G. Serbest Zaman : Fazla çalışma veya fazla sürelerle çalışma yapan işçi, isterse işverene yazılı olarak başvurmak şartıyla, bu çalışmalar karşılığı alacağı zamlı ücret yerine, fazla çalıştığı her saat karşılığında 1 saat 30 dakikayı, fazla sürelerle çalıştığı her saat karşılığında 1 saat 15 dakikayı serbest zaman olarak kullanabilir.

 

** Fazla Mesaide İşçinin Onayı; Fazla çalışma ve fazla sürelerle çalışma yaptırmak için işçinin yazılı onayının alınması gerekir. Zorunlu nedenlerle veya olağanüstü durumlarda yapılan fazla çalışma ve fazla sürelerle çalışma için bu onay aranmaz.

Fazla Mesainin Belgelendirilmesi; İşveren, fazla çalışma ve fazla sürelerle çalışma yaptırdığı işçilerin bu çalışma saatlerini gösteren bir belge düzenlemek, imzalı bir nüshasını işçinin özlük dosyasında saklamak zorundadır.

Telafi Çalışması; Zorunlu nedenlerle işin durması, ulusal bayram ve genel tatillerden önce veya sonra işyerinin tatil edilmesi veya benzer nedenlerle işyerinde normal çalışma sürelerinin önemli ölçüde altında çalışılması veya tamamen tatil edilmesi ya da işçinin talebi ile kendisine izin verilmesi hallerinde, işveren iki ay içinde çalışılmayan süreler için telafi çalışması yaptırabilir. Bu çalışmalar fazla çalışma veya fazla sürelerle çalışma sayılmaz. Telafi çalışmaları, kanunun öngördüğü günlük en çok çalışma süresini aşmamak koşulu ile günde 3 saatten fazla olamaz. Tatil günlerinde telafi çalışması yaptırılamaz.

 

Hafta Tatilinin Kullandırılması; İşçilere tatil gününden önce işyerinde çalışılan iş günlerde çalışmış olmaları koşulu ile yedi günlük bir zaman dilimi içerisinde kesintisiz en az 24 saat dinlenme verilir.

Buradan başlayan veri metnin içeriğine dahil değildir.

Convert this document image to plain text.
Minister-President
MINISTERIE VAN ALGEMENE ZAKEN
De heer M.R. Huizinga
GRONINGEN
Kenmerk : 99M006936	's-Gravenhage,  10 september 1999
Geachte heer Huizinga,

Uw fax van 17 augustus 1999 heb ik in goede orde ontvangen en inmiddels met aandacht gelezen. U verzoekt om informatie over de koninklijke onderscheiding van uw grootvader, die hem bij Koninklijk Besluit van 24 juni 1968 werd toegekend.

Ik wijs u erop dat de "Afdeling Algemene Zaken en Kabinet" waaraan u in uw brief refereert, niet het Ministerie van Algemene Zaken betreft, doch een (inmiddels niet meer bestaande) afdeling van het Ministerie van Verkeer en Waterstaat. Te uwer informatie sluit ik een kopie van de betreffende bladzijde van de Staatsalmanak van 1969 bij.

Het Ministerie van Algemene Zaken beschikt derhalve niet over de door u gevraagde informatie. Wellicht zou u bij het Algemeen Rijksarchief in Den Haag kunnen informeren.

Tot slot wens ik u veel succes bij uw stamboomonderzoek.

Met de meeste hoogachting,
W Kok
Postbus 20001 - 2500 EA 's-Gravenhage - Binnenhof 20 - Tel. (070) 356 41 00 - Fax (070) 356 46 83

Haftalık 45 saatlik çalışma süresini dolduran işçi eğer hafta tatilinde de çalıştırılıyorsa çalışana bu gün için toplam 2.5 gündelik ücret verilmesi gerekecektir.

 

Ulusal Bayram ve Genel Tatillerde Çalışma Ve Neticeleri;

Ulusal bayram( 29 Ekim)da bayram izni 28 Ekim günü saat 13.00’de başlar.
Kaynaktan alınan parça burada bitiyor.